In contrast, here, the defendant has submitted unsubstantiated hypotheses and suppositions and has not articulated a founded belief that Lenox is fraudulently incorporated so as to warrant the extensive discovery it is seeking. Defendant attempts to question whether Dr. Etemadi is the true owner of Lenox by weaving an intricate pattern of alleged fraud premised upon the fact that defendant received bills from Dr. Etemadi for services he allegedly rendered while working at different medical providers. Since Lenox, as well as the other medical [*3]providers from whom Dr. Etemadi submitted. bills use the same billing companies, and since two of these billing companies have the same address and phone numbers,” a hallmark of improperly owned PCs” is present (affirmation of Joseph A. Schwarzenberg , Esq, “attorney’s affirmation, ¶¶ 7-9 ).

The court finds this alleged web of fraud to be beyond the six degrees of separation that could conceivably connect these various medical providers to one another [FN1].[FN2] The court first takes issue with defendant’s claim that Dr. Etemadi is synonymous with the Dr.
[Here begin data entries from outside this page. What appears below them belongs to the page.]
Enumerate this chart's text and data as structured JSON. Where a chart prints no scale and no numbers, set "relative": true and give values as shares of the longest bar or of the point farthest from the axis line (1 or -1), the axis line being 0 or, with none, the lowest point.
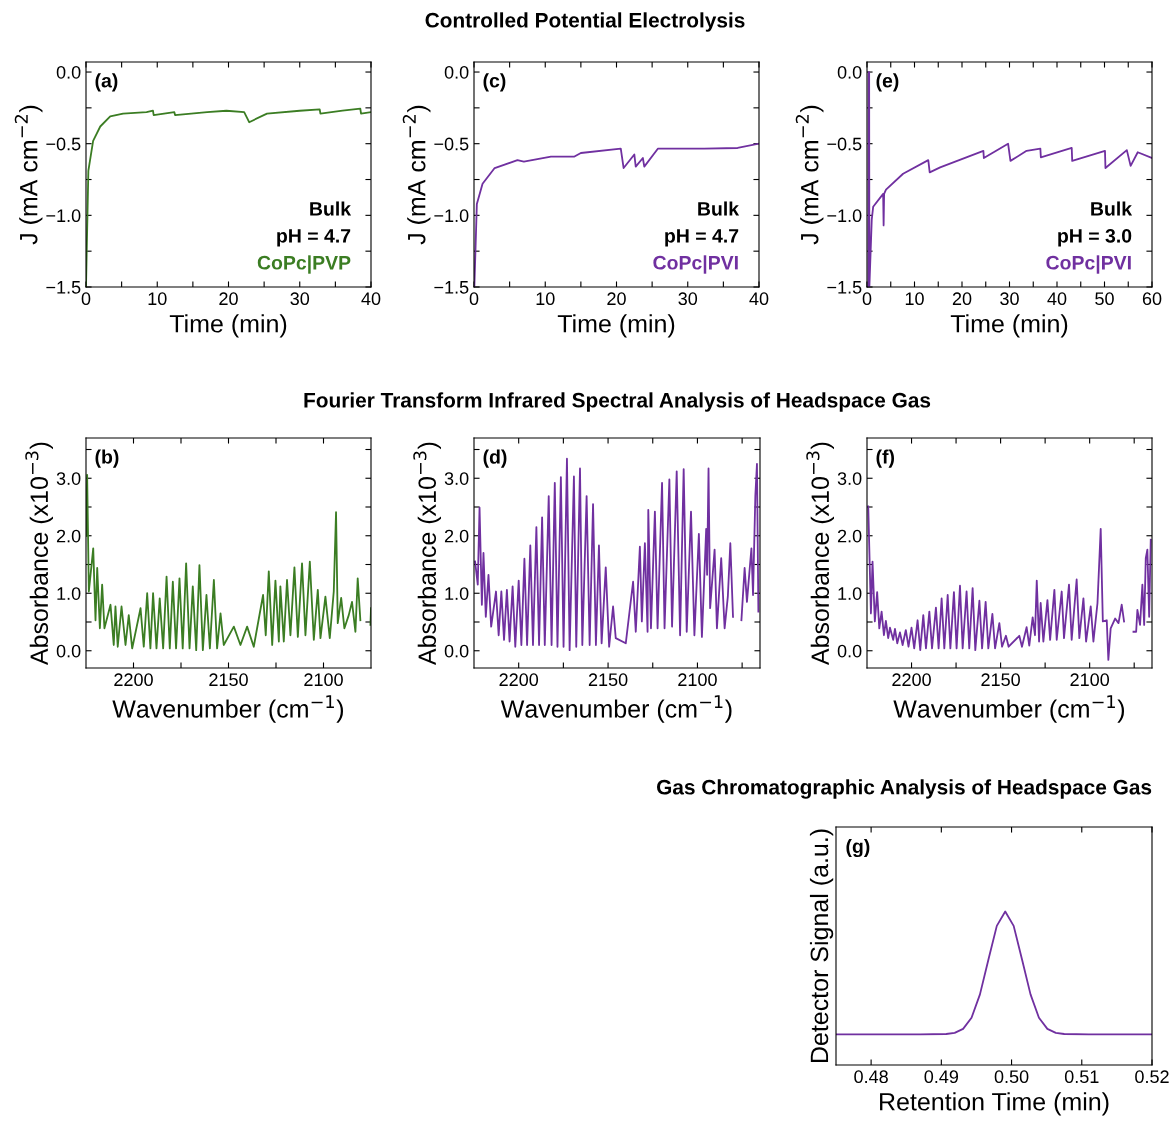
{
  "chart_data": [
    {
      "type": "line",
      "xlabel": "Time (min)",
      "ylabel": "J (mA cm$^{−2}$)",
      "annotations": [
        "(a)",
        "Bulk",
        "pH = 4.7"
      ],
      "xlim": [
        0,
        40
      ],
      "ylim": [
        -1.5,
        0.07
      ],
      "xticks": [
        0,
        {
          "value": 5,
          "label": null
        },
        10,
        {
          "value": 15,
          "label": null
        },
        20,
        {
          "value": 25,
          "label": null
        },
        30,
        {
          "value": 35,
          "label": null
        },
        40
      ],
      "yticks": [
        {
          "value": 0,
          "label": "0.0"
        },
        {
          "value": -0.25,
          "label": null
        },
        {
          "value": -0.5,
          "label": "−0.5"
        },
        {
          "value": -0.75,
          "label": null
        },
        {
          "value": -1.0,
          "label": "−1.0"
        },
        {
          "value": -1.25,
          "label": null
        },
        {
          "value": -1.5,
          "label": "−1.5"
        }
      ],
      "series": [
        {
          "name": "CoPc|PVP",
          "color": "#3b7d23",
          "x": [
            0.0,
            0.33,
            1.0,
            2.0,
            3.4,
            5.2,
            8.5,
            9.4,
            9.5,
            12.4,
            12.5,
            17,
            19.7,
            22.2,
            22.9,
            25.4,
            30,
            32.8,
            32.9,
            36,
            38.5,
            38.6,
            40
          ],
          "values": [
            -1.5,
            -0.69,
            -0.48,
            -0.38,
            -0.31,
            -0.29,
            -0.28,
            -0.27,
            -0.3,
            -0.28,
            -0.3,
            -0.28,
            -0.27,
            -0.28,
            -0.35,
            -0.29,
            -0.27,
            -0.26,
            -0.29,
            -0.27,
            -0.255,
            -0.29,
            -0.28
          ]
        }
      ]
    },
    {
      "type": "line",
      "title": "Controlled Potential Electrolysis",
      "xlabel": "Time (min)",
      "ylabel": "J (mA cm$^{−2}$)",
      "annotations": [
        "(c)",
        "Bulk",
        "pH = 4.7"
      ],
      "xlim": [
        0,
        40
      ],
      "ylim": [
        -1.5,
        0.07
      ],
      "xticks": [
        0,
        {
          "value": 5,
          "label": null
        },
        10,
        {
          "value": 15,
          "label": null
        },
        20,
        {
          "value": 25,
          "label": null
        },
        30,
        {
          "value": 35,
          "label": null
        },
        40
      ],
      "yticks": [
        {
          "value": 0,
          "label": "0.0"
        },
        {
          "value": -0.25,
          "label": null
        },
        {
          "value": -0.5,
          "label": "−0.5"
        },
        {
          "value": -0.75,
          "label": null
        },
        {
          "value": -1.0,
          "label": "−1.0"
        },
        {
          "value": -1.25,
          "label": null
        },
        {
          "value": -1.5,
          "label": "−1.5"
        }
      ],
      "series": [
        {
          "name": "CoPc|PVI",
          "color": "#7030a0",
          "x": [
            0.05,
            0.4,
            1.2,
            2.9,
            6.1,
            7.0,
            10.8,
            14.1,
            15.0,
            20.6,
            21.0,
            22.5,
            22.7,
            23.7,
            23.9,
            25.8,
            32.3,
            37.0,
            40
          ],
          "values": [
            -1.5,
            -0.92,
            -0.78,
            -0.67,
            -0.615,
            -0.625,
            -0.59,
            -0.59,
            -0.565,
            -0.535,
            -0.67,
            -0.575,
            -0.66,
            -0.6,
            -0.66,
            -0.535,
            -0.535,
            -0.53,
            -0.5
          ]
        }
      ]
    },
    {
      "type": "line",
      "xlabel": "Time (min)",
      "ylabel": "J (mA cm$^{−2}$)",
      "annotations": [
        "(e)",
        "Bulk",
        "pH = 3.0"
      ],
      "xlim": [
        0,
        60
      ],
      "ylim": [
        -1.5,
        0.07
      ],
      "xticks": [
        0,
        {
          "value": 5,
          "label": null
        },
        10,
        {
          "value": 15,
          "label": null
        },
        20,
        {
          "value": 25,
          "label": null
        },
        30,
        {
          "value": 35,
          "label": null
        },
        40,
        {
          "value": 45,
          "label": null
        },
        50,
        {
          "value": 55,
          "label": null
        },
        60
      ],
      "yticks": [
        {
          "value": 0,
          "label": "0.0"
        },
        {
          "value": -0.25,
          "label": null
        },
        {
          "value": -0.5,
          "label": "−0.5"
        },
        {
          "value": -0.75,
          "label": null
        },
        {
          "value": -1.0,
          "label": "−1.0"
        },
        {
          "value": -1.25,
          "label": null
        },
        {
          "value": -1.5,
          "label": "−1.5"
        }
      ],
      "series": [
        {
          "name": "CoPc|PVI",
          "color": "#7030a0",
          "x": [
            0.3,
            0.35,
            0.45,
            0.5,
            1.0,
            1.3,
            3.4,
            3.5,
            3.6,
            4.0,
            7.6,
            12.9,
            13.2,
            15.4,
            24.5,
            24.6,
            29.7,
            30.2,
            33.6,
            36.5,
            36.6,
            43.1,
            43.2,
            50.1,
            50.2,
            54.7,
            55.5,
            57,
            60
          ],
          "values": [
            -1.5,
            0.0,
            0.0,
            -1.5,
            -1.03,
            -0.94,
            -0.85,
            -1.07,
            -0.85,
            -0.82,
            -0.71,
            -0.615,
            -0.7,
            -0.665,
            -0.55,
            -0.6,
            -0.5,
            -0.62,
            -0.55,
            -0.535,
            -0.595,
            -0.53,
            -0.62,
            -0.55,
            -0.67,
            -0.545,
            -0.655,
            -0.56,
            -0.6
          ]
        }
      ]
    },
    {
      "type": "line",
      "xlabel": "Wavenumber (cm$^{−1}$)",
      "ylabel": "Absorbance (x10$^{−3}$)",
      "annotations": [
        "(b)"
      ],
      "xlim": [
        2225,
        2075
      ],
      "ylim": [
        -0.3,
        3.7
      ],
      "xticks": [
        2200,
        {
          "value": 2175,
          "label": null
        },
        2150,
        {
          "value": 2125,
          "label": null
        },
        2100
      ],
      "yticks": [
        {
          "value": 0,
          "label": "0.0"
        },
        {
          "value": 0.5,
          "label": null
        },
        {
          "value": 1,
          "label": "1.0"
        },
        {
          "value": 1.5,
          "label": null
        },
        {
          "value": 2,
          "label": "2.0"
        },
        {
          "value": 2.5,
          "label": null
        },
        {
          "value": 3,
          "label": "3.0"
        },
        {
          "value": 3.5,
          "label": null
        }
      ],
      "series": [
        {
          "color": "#3b7d23",
          "x": [
            2224.9,
            2224.4,
            2223.5,
            2221.2,
            2220.0,
            2219.1,
            2217.7,
            2216.5,
            2215.3,
            2212.1,
            2210.4,
            2209.5,
            2208.3,
            2206.3,
            2204.2,
            2202.5,
            2200.7,
            2196.3,
            2194.6,
            2192.8,
            2191.1,
            2189.7,
            2187.9,
            2186.2,
            2184.4,
            2182.6,
            2180.9,
            2179.3,
            2177.6,
            2175.8,
            2174.1,
            2172.3,
            2170.5,
            2168.8,
            2167.0,
            2165.3,
            2163.5,
            2161.6,
            2159.8,
            2157.7,
            2156.0,
            2154.2,
            2152.5,
            2147.2,
            2143.7,
            2140.2,
            2136.7,
            2131.8,
            2130.4,
            2128.8,
            2127.0,
            2125.3,
            2123.5,
            2122.7,
            2120.9,
            2119.2,
            2117.4,
            2115.3,
            2113.5,
            2111.3,
            2109.5,
            2107.2,
            2105.1,
            2103.0,
            2101.6,
            2099.0,
            2096.7,
            2094.6,
            2093.4,
            2092.5,
            2090.7,
            2089.0,
            2086.7,
            2085.0,
            2083.2,
            2082.0,
            2080.6,
            2078.8,
            2077.1,
            2075.3,
            2075.0
          ],
          "values": [
            2.0,
            3.06,
            1.03,
            1.78,
            0.53,
            1.44,
            0.39,
            1.15,
            0.39,
            0.8,
            0.1,
            0.77,
            0.07,
            0.77,
            0.1,
            0.62,
            0.04,
            0.74,
            0.07,
            1.0,
            0.04,
            1.0,
            0.04,
            0.91,
            0.04,
            1.29,
            0.04,
            1.2,
            0.04,
            1.26,
            0.04,
            1.52,
            0.04,
            1.12,
            0.01,
            1.49,
            0.01,
            0.97,
            0.04,
            1.23,
            0.04,
            0.65,
            0.1,
            0.42,
            0.1,
            0.42,
            0.07,
            0.97,
            0.27,
            1.38,
            0.1,
            1.22,
            0.16,
            1.12,
            0.16,
            1.23,
            0.27,
            1.45,
            0.24,
            1.52,
            0.27,
            1.55,
            0.19,
            1.06,
            0.22,
            0.94,
            0.22,
            1.03,
            2.41,
            0.48,
            0.92,
            0.39,
            0.62,
            0.85,
            0.33,
            1.26,
            0.53,
            null,
            null,
            0.45,
            0.74
          ]
        }
      ]
    },
    {
      "type": "line",
      "title": "Fourier Transform Infrared Spectral Analysis of Headspace Gas",
      "xlabel": "Wavenumber (cm$^{−1}$)",
      "ylabel": "Absorbance (x10$^{−3}$)",
      "annotations": [
        "(d)"
      ],
      "xlim": [
        2225,
        2065
      ],
      "ylim": [
        -0.3,
        3.7
      ],
      "xticks": [
        2200,
        {
          "value": 2175,
          "label": null
        },
        2150,
        {
          "value": 2125,
          "label": null
        },
        2100,
        {
          "value": 2075,
          "label": null
        }
      ],
      "yticks": [
        {
          "value": 0,
          "label": "0.0"
        },
        {
          "value": 0.5,
          "label": null
        },
        {
          "value": 1,
          "label": "1.0"
        },
        {
          "value": 1.5,
          "label": null
        },
        {
          "value": 2,
          "label": "2.0"
        },
        {
          "value": 2.5,
          "label": null
        },
        {
          "value": 3,
          "label": "3.0"
        },
        {
          "value": 3.5,
          "label": null
        }
      ],
      "series": [
        {
          "color": "#7030a0",
          "x": [
            2224.4,
            2222.9,
            2221.9,
            2220.6,
            2219.7,
            2218.4,
            2216.9,
            2215.4,
            2212.7,
            2211.2,
            2209.7,
            2208.2,
            2206.6,
            2205.1,
            2203.4,
            2201.9,
            2200.0,
            2198.5,
            2196.8,
            2195.3,
            2193.5,
            2192.0,
            2190.1,
            2188.6,
            2186.9,
            2185.4,
            2183.2,
            2181.6,
            2179.8,
            2178.3,
            2176.4,
            2174.9,
            2173.0,
            2171.5,
            2169.1,
            2167.8,
            2165.7,
            2164.4,
            2162.0,
            2160.3,
            2158.4,
            2156.8,
            2155.1,
            2153.6,
            2151.3,
            2149.4,
            2147.2,
            2145.7,
            2140.1,
            2136.0,
            2134.5,
            2132.2,
            2131.1,
            2129.4,
            2127.9,
            2127.5,
            2126.0,
            2123.8,
            2122.3,
            2119.8,
            2118.4,
            2115.7,
            2114.2,
            2111.6,
            2109.7,
            2107.7,
            2106.0,
            2103.6,
            2101.7,
            2099.2,
            2097.5,
            2095.1,
            2094.6,
            2093.8,
            2092.9,
            2090.4,
            2089.1,
            2086.7,
            2084.8,
            2083.0,
            2081.6,
            2080.1,
            2078.8,
            2076.8,
            2075.4,
            2073.6,
            2072.3,
            2070.8,
            2069.8,
            2068.9,
            2067.6,
            2066.7,
            2065.9
          ],
          "values": [
            1.55,
            1.15,
            2.49,
            0.8,
            1.7,
            0.59,
            1.32,
            0.42,
            1.03,
            0.27,
            1.03,
            0.19,
            1.06,
            0.16,
            1.12,
            0.07,
            1.22,
            0.1,
            1.6,
            0.1,
            1.83,
            0.1,
            2.15,
            0.1,
            2.32,
            0.1,
            2.69,
            0.1,
            2.92,
            0.07,
            3.02,
            0.07,
            3.34,
            0.01,
            3.03,
            0.07,
            3.17,
            0.1,
            2.69,
            0.1,
            2.55,
            0.1,
            1.83,
            0.13,
            1.45,
            0.07,
            0.77,
            0.22,
            0.13,
            1.2,
            0.33,
            1.81,
            0.51,
            1.87,
            0.33,
            2.45,
            0.39,
            2.42,
            0.39,
            2.92,
            0.39,
            2.98,
            0.42,
            3.12,
            0.27,
            3.16,
            0.33,
            2.42,
            0.27,
            2.03,
            0.24,
            2.12,
            1.32,
            3.17,
            0.74,
            1.76,
            0.39,
            1.61,
            0.39,
            0.94,
            1.87,
            0.59,
            null,
            null,
            0.53,
            1.44,
            0.85,
            1.41,
            1.78,
            0.97,
            2.7,
            3.25,
            0.68
          ]
        }
      ]
    },
    {
      "type": "line",
      "xlabel": "Wavenumber (cm$^{−1}$)",
      "ylabel": "Absorbance (x10$^{−3}$)",
      "annotations": [
        "(f)"
      ],
      "xlim": [
        2225,
        2065
      ],
      "ylim": [
        -0.3,
        3.7
      ],
      "xticks": [
        2200,
        {
          "value": 2175,
          "label": null
        },
        2150,
        {
          "value": 2125,
          "label": null
        },
        2100,
        {
          "value": 2075,
          "label": null
        }
      ],
      "yticks": [
        {
          "value": 0,
          "label": "0.0"
        },
        {
          "value": 0.5,
          "label": null
        },
        {
          "value": 1,
          "label": "1.0"
        },
        {
          "value": 1.5,
          "label": null
        },
        {
          "value": 2,
          "label": "2.0"
        },
        {
          "value": 2.5,
          "label": null
        },
        {
          "value": 3,
          "label": "3.0"
        },
        {
          "value": 3.5,
          "label": null
        }
      ],
      "series": [
        {
          "color": "#7030a0",
          "x": [
            2224.3,
            2222.8,
            2221.9,
            2220.6,
            2219.3,
            2218.1,
            2216.8,
            2215.5,
            2214.4,
            2213.1,
            2212.1,
            2210.3,
            2209.3,
            2208.0,
            2206.5,
            2205.0,
            2203.2,
            2201.7,
            2200.0,
            2198.5,
            2196.6,
            2195.1,
            2193.4,
            2191.9,
            2190.0,
            2188.5,
            2186.3,
            2184.8,
            2183.1,
            2181.6,
            2179.7,
            2178.2,
            2176.2,
            2174.7,
            2172.8,
            2171.3,
            2169.1,
            2167.6,
            2165.7,
            2164.2,
            2161.9,
            2160.4,
            2158.4,
            2156.9,
            2154.6,
            2153.1,
            2150.7,
            2149.2,
            2147.0,
            2145.5,
            2139.5,
            2138.0,
            2135.4,
            2133.9,
            2132.0,
            2130.7,
            2129.7,
            2128.4,
            2127.5,
            2126.0,
            2123.7,
            2122.2,
            2119.8,
            2118.5,
            2115.7,
            2114.4,
            2111.6,
            2110.1,
            2107.3,
            2105.8,
            2103.5,
            2102.0,
            2099.4,
            2097.9,
            2095.6,
            2093.8,
            2092.6,
            2090.4,
            2089.5,
            2088.2,
            2085.7,
            2083.8,
            2082.0,
            2080.7,
            2079.2,
            2076.4,
            2075.4,
            2073.9,
            2073.2,
            2071.7,
            2070.4,
            2069.4,
            2068.5,
            2067.6,
            2066.6,
            2065.7
          ],
          "values": [
            2.51,
            0.65,
            1.55,
            0.51,
            1.02,
            0.39,
            0.68,
            0.27,
            0.52,
            0.22,
            0.4,
            0.19,
            0.38,
            0.13,
            0.32,
            0.1,
            0.36,
            0.07,
            0.4,
            0.04,
            0.53,
            0.01,
            0.62,
            0.04,
            0.68,
            0.04,
            0.75,
            0.04,
            0.91,
            0.04,
            0.97,
            0.04,
            1.02,
            0.04,
            1.13,
            0.04,
            1.03,
            0.04,
            1.09,
            0.01,
            0.87,
            0.04,
            0.85,
            0.04,
            0.64,
            0.04,
            0.48,
            0.07,
            0.26,
            0.07,
            0.26,
            0.07,
            0.41,
            0.09,
            0.58,
            0.27,
            1.22,
            0.16,
            0.83,
            0.16,
            0.88,
            0.19,
            1.06,
            0.19,
            1.03,
            0.22,
            1.15,
            0.19,
            1.24,
            0.22,
            0.91,
            0.16,
            0.77,
            0.16,
            0.83,
            2.12,
            0.51,
            0.53,
            -0.16,
            0.39,
            0.56,
            0.48,
            0.8,
            0.51,
            null,
            null,
            0.33,
            0.33,
            0.71,
            0.45,
            1.15,
            0.45,
            1.61,
            1.76,
            0.59,
            1.93
          ]
        }
      ]
    },
    {
      "type": "line",
      "title": "Gas Chromatographic Analysis of Headspace Gas",
      "xlabel": "Retention Time (min)",
      "ylabel": "Detector Signal (a.u.)",
      "annotations": [
        "(g)"
      ],
      "relative": true,
      "xlim": [
        0.475,
        0.52
      ],
      "xticks": [
        0.48,
        0.49,
        {
          "value": 0.5,
          "label": "0.50"
        },
        0.51,
        {
          "value": 0.52,
          "label": "0.52"
        }
      ],
      "series": [
        {
          "color": "#7030a0",
          "x": [
            0.475,
            0.487,
            0.4907,
            0.4919,
            0.4931,
            0.4943,
            0.4955,
            0.4967,
            0.4979,
            0.4991,
            0.5003,
            0.5015,
            0.5027,
            0.5039,
            0.5051,
            0.5063,
            0.5075,
            0.511,
            0.52
          ],
          "values": [
            0.2,
            0.2,
            0.202,
            0.209,
            0.235,
            0.308,
            0.46,
            0.685,
            0.906,
            1,
            0.906,
            0.685,
            0.46,
            0.308,
            0.235,
            0.209,
            0.202,
            0.2,
            0.2
          ]
        }
      ]
    }
  ]
}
Atamedi mentioned in Halima’s affidavit. Furthermore, the court can give little credence to Dr. Halima’s affidavit since it apparently was borrowed from some unknown and unrelated case and does not even mention Lenox Neuropsychiatry! Second, while defendant has made a valiant attempt to implicate Lenox and Neuropsychiatry with numerous billing companies and one other medical provider which somehow may be implicated in a fraudulent scheme by virtue of the acts of an attorney, there simply is no direct or indirect connection between Lenox or Etemadi and actual or attempted fraud.